Accueil Bouira La concurrence des clandestins dénoncée

M'CHEDALLAH - Transport de voyageurs

La concurrence des clandestins dénoncée

315

Les transporteurs de voyageurs de la ligne M’Chedallah – Semmache nous ont fait part, jeudi dernier, de leur désarroi face à une concurrence déloyale et acharnée de la part des clandestins. Ces transporteurs réguliers, au nombre de 40, dont la moitié a contracté des dettes dans le cadre du programme ANSEJ, affirment que plus d’une dizaine de clandestins leur tiennent la dragée haute, en travaillant dans une anarchie totale, eux dont le seul souci est la recette de fin de journée.
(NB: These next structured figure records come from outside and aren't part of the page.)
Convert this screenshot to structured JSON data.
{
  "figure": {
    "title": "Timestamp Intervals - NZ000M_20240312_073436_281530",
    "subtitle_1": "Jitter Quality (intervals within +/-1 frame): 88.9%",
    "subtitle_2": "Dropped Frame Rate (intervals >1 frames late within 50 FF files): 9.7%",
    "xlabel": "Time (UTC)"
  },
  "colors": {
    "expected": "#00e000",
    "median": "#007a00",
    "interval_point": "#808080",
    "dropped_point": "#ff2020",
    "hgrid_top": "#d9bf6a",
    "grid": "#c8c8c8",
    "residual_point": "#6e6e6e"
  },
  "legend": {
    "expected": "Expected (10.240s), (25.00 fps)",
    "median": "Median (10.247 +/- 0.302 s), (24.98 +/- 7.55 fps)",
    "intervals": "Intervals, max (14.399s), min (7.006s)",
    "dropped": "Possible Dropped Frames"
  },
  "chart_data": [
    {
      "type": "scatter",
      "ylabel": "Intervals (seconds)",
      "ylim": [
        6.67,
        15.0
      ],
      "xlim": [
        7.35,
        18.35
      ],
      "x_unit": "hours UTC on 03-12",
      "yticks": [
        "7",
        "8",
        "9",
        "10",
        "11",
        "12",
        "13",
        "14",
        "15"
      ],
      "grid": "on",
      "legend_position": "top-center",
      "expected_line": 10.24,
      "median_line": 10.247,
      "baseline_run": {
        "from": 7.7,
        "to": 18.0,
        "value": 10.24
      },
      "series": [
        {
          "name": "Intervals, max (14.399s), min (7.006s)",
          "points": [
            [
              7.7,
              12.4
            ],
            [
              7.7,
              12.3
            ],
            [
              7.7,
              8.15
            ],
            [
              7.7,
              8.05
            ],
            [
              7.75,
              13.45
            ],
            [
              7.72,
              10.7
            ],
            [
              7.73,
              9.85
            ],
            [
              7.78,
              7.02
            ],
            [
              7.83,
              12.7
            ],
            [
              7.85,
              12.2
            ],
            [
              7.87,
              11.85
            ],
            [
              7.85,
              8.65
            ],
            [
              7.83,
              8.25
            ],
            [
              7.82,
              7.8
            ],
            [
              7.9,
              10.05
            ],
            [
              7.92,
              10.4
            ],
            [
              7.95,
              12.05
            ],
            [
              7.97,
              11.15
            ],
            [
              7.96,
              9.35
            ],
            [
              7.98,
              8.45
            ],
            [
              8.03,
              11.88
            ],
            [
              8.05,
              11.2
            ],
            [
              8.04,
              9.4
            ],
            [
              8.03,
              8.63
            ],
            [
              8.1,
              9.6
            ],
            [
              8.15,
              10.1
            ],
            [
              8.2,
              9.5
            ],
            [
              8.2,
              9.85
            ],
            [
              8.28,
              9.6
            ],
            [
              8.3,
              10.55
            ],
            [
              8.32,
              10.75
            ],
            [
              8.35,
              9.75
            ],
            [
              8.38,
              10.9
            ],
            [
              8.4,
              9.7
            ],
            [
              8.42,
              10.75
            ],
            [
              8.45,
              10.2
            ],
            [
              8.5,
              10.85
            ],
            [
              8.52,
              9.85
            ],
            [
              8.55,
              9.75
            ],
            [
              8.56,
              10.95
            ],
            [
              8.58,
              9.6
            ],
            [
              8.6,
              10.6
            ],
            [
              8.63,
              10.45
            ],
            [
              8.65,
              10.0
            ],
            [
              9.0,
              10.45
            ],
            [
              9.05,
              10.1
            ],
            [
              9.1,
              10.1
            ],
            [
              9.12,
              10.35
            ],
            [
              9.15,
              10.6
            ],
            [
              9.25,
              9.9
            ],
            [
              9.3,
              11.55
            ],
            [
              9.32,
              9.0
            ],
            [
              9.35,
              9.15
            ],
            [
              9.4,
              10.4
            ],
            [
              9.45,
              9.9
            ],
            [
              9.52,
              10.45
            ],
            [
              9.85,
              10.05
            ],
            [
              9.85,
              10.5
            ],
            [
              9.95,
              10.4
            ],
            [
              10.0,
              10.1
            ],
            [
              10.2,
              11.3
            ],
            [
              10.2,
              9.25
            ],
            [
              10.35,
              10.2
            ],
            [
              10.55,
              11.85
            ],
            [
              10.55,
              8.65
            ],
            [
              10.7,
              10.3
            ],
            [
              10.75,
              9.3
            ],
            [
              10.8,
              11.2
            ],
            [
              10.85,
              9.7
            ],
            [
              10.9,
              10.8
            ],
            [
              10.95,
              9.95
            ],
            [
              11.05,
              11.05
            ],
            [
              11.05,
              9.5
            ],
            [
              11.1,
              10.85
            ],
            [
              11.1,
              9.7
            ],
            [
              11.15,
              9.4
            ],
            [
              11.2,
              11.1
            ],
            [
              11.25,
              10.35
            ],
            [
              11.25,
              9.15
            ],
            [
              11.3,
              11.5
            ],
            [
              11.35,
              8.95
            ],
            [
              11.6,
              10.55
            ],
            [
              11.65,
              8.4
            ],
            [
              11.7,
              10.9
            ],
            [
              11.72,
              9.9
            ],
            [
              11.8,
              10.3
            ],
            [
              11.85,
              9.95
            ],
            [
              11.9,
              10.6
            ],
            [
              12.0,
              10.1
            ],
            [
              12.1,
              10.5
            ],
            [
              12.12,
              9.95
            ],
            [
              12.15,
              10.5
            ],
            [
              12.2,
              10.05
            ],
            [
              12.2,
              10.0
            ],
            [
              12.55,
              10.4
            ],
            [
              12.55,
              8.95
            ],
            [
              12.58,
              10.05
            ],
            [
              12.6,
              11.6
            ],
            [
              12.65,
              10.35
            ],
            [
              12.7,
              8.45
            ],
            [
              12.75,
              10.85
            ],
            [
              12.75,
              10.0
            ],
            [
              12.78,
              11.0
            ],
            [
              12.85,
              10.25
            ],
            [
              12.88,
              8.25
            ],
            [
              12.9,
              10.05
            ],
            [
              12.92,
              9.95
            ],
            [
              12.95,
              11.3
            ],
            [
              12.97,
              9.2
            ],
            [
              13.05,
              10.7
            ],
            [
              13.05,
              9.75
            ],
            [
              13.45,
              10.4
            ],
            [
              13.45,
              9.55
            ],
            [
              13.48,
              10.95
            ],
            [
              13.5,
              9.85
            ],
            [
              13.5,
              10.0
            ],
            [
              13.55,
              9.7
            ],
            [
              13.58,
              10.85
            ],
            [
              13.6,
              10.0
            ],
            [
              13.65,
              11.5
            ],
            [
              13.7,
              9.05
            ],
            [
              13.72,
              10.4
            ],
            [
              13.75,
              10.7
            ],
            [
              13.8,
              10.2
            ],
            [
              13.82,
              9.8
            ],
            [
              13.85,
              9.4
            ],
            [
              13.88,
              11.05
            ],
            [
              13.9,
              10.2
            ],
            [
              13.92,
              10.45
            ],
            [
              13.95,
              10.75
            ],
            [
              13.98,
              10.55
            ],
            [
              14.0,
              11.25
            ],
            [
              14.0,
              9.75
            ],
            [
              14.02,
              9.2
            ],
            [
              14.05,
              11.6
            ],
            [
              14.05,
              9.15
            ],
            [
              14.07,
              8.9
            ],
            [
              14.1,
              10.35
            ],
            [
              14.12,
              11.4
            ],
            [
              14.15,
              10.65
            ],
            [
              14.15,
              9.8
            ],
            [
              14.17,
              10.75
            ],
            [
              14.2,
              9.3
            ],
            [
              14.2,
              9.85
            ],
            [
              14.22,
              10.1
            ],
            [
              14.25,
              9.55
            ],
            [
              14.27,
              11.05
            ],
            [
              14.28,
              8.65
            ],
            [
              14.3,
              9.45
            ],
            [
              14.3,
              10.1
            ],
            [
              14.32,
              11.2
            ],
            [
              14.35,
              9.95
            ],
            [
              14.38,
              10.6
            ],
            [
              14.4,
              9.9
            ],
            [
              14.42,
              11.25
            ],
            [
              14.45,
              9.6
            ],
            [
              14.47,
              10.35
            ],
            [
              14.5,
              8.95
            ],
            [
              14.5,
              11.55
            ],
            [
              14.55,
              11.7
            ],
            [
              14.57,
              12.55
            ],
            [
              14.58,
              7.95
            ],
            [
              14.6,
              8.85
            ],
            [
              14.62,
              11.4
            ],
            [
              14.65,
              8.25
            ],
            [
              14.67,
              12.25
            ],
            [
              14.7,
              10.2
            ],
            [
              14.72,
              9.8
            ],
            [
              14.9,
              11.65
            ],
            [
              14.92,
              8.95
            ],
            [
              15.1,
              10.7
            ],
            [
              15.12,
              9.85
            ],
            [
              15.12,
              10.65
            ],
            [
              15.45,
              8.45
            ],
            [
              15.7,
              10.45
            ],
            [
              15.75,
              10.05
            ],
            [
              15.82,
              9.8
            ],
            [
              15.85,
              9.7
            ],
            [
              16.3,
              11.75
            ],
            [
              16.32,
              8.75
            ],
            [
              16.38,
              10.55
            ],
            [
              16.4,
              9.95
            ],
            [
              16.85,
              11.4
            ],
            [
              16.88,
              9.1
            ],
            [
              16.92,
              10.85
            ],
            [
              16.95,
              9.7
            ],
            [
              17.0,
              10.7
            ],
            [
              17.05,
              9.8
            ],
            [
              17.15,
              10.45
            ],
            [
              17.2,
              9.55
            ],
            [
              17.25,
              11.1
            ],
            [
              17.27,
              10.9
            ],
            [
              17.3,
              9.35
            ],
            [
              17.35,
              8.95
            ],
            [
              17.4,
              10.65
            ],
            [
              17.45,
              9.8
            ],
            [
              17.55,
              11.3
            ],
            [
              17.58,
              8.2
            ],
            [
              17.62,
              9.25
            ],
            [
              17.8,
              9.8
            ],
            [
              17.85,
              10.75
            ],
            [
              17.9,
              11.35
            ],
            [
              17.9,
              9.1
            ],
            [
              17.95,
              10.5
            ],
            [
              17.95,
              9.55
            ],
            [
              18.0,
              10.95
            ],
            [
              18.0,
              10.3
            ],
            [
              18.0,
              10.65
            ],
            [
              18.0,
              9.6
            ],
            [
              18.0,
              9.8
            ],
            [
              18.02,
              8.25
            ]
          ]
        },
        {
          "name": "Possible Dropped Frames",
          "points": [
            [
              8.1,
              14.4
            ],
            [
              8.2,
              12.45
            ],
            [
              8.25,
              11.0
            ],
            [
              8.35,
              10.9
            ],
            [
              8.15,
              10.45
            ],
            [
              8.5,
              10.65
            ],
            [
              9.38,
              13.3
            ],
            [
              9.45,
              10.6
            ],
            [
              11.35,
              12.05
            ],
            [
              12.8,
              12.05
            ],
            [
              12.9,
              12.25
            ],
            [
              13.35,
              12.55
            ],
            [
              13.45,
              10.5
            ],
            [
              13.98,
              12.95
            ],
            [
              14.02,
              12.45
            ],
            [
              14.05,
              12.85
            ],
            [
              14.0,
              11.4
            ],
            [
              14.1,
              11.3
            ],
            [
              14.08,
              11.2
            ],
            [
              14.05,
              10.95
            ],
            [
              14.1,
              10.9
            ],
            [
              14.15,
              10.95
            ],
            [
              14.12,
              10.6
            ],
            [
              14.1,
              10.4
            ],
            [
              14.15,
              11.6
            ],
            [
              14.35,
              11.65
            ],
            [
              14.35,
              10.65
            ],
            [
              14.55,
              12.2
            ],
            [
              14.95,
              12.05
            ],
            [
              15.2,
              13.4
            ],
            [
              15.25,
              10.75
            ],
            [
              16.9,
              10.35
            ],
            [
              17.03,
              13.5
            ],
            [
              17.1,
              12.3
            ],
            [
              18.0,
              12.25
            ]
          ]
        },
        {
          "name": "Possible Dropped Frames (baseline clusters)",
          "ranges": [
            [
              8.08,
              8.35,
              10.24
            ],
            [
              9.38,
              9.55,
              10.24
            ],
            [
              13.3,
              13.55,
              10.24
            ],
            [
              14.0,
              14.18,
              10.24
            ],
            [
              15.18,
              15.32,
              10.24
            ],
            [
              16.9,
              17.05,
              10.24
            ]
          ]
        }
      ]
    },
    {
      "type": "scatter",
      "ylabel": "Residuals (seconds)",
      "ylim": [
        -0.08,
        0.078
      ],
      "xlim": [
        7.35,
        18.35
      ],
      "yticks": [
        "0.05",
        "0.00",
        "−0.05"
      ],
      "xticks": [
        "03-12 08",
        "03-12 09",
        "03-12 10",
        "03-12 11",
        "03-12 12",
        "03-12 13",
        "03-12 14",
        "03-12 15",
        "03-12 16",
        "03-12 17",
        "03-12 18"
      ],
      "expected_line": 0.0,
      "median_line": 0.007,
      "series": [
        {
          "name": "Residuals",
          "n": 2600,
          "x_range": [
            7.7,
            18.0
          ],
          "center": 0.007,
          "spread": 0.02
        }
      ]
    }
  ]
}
Ils vont même jusqu’à mettre en danger la vie des passagers, en opérant de véritables acrobaties le long de ces 25 km de trajet pour «rafler» les clients et effectuer le maximum de navettes. Le plus inquiétant dans tout cela est le fait que des clandestins inconnus se mettent de la partie, selon eux. Cela se passe en l’absence de toute forme de contrôle sur cette ligne, qui dessert plusieurs village, tels que Tamourt Ouzemour, Ath Yekhlef, Iroufa, Assif Assemadh (M’Chedallah) et Hagui, Azaknouk, la Crête rouge et Semmache (El Adjiba).

Nos interlocuteurs ajoutent que devant cette concurrence déloyale et la saturation de l’arrêt principal, sis en centre-ville, ils se sont rabattus sur l’arrêt de la nouvelle ville devant le CFPA, et ce dans l’espoir d’avoir quelques clients. Il faut savoir que l’arrêt, sis au niveau de la ville de M’Chedallah, reçoit les fourgons et bus de l’ensemble des communes de la daïra de M’Chedallah et même ceux hors région. Les services de sécurité s’en mêlent pour les déloger sans aucune raison.

Devant cette situation, ils interpellent leur P/APC pour mettre un terme à cette situation, en les autorisant officiellement à utiliser l’arrêt de la nouvelle ville comme terminus pour cette ligne. Ils sollicitent aussi l’intervention de la Direction des transports de la wilaya de Bouira pour y mettre de l’ordre, notamment en éloignant les clandestins à l’origine de cette anarchie. Pour ce faire, il suffit que les services de sécurité effectuent des opérations sporadiques de contrôle, disent-ils.